OCONTSOLAR Project – Optimal Control of Thermal Solar Energy Systems

Technology developments in many fields advance much faster than the methodologies needed to apply them in industry. This is the case of many devices used in our daily life such as sensors installed in cell phones or drones. These devices can supply a huge amount of information over extended geographical areas that can be used to extend the capability of control systems to heights unforeseen in the past.

OCONTSOLAR aims to develop new control methods to use mobile sensors mounted on drones and unmanned ground vehicles (UGV) as an integral part of the control systems. Sensors mounted on vehicles have been used for surveillance and for gathering information, however these mobile sensors have not been used so far as an integral part of control systems.

Solar power plants will be used as a case study, with the aim of optimizing their operation using spatial irradiance estimations and predictions. Many results will be applicable to other systems such as traffic control in highways and cities, energy management in buildings, micro-grids, agriculture (irrigation and plague control) and flood control. The main objectives and challenges are:

1. Methods to control mobile sensor fleets and integrate them as an essential part of the overall control systems.
2. Spatially distributed solar irradiance estimation methods using a variable fleet of sensors mounted on drones and UGVs.
3. New model predictive control (MPC) algorithms that use mobile solar sensor estimations and predictions to yield safer and more efficient operation of the plants allowing the effective integration of solar energy in systems delivering energy to grids or other systems while satisfying production commitments.

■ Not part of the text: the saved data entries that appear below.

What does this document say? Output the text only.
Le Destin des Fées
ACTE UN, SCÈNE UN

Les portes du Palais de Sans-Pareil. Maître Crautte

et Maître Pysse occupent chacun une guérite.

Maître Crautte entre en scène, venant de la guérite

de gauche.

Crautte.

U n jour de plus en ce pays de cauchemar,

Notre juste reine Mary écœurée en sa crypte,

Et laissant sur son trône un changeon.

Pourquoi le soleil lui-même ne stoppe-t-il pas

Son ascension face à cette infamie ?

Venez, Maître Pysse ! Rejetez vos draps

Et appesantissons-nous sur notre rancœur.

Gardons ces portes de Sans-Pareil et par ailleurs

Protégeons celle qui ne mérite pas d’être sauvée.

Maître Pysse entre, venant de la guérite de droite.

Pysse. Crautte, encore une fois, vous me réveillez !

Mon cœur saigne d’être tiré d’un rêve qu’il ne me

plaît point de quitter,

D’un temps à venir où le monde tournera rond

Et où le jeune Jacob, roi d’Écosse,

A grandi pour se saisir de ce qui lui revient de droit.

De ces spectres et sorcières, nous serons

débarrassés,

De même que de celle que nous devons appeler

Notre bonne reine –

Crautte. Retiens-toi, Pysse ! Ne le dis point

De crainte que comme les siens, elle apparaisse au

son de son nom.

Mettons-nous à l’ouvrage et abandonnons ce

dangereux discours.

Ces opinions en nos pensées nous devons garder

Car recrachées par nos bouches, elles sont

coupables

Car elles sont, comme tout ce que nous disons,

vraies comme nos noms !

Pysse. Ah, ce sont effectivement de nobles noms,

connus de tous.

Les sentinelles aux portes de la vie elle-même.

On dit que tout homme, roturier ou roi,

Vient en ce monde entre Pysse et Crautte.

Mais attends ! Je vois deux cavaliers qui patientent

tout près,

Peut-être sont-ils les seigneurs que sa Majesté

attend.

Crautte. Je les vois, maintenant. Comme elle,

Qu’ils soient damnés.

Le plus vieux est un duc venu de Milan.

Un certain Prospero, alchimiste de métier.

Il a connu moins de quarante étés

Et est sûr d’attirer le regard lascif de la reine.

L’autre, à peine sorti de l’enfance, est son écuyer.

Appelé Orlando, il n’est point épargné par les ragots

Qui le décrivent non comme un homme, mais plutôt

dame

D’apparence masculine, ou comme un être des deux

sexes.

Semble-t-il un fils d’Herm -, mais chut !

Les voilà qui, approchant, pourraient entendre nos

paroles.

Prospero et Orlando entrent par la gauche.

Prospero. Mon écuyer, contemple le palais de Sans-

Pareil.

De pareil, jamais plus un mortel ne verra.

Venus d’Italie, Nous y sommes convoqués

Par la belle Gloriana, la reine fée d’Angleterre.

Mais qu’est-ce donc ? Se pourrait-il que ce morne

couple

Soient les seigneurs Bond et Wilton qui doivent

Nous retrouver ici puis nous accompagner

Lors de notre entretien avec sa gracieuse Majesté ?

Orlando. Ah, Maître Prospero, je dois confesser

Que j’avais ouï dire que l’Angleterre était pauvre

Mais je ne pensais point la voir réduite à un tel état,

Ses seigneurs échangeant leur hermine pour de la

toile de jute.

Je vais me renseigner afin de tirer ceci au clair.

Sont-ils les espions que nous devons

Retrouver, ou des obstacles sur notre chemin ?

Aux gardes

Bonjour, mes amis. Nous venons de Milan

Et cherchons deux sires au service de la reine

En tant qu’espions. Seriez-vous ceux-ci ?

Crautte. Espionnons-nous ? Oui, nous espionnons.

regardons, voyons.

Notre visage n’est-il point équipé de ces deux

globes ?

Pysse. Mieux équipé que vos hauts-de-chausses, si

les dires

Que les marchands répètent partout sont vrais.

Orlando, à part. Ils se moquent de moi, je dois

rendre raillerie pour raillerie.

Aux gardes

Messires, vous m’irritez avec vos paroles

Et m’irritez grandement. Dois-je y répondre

OCONTSOLAR includes proofs of concepts by implementation on the Solar Platform of Almeria and on a solar air conditioning plant installed at the host institution.
The research team is a leading European research group in control of Solar Systems and MPC. The team has developed and commissioned advanced MPC controllers for 13 commercial solar plants (50 MWe each) in Europe. Significant energy production gains are expected to be obtained using MPC and spatial estimation and prediction of irradiance.

Summary

OCONTSOLAR is a high-risk/high-gain project with extremely ambitious and innovative goals taking advantage of the new opportunities presented by the latest mobile sensing technologies while dealing with the demanding control issues which arise due to the need to integrate mobile sensors in control systems, producing spatial irradiance estimation and forecasting and handling large-scale interconnected systems with changing topologies. In addition to investigating the more theoretical aspects, the OCONTSOLAR team also expects to come up with ground breaking control solutions for the control of solar power plants and other large scale complex systems.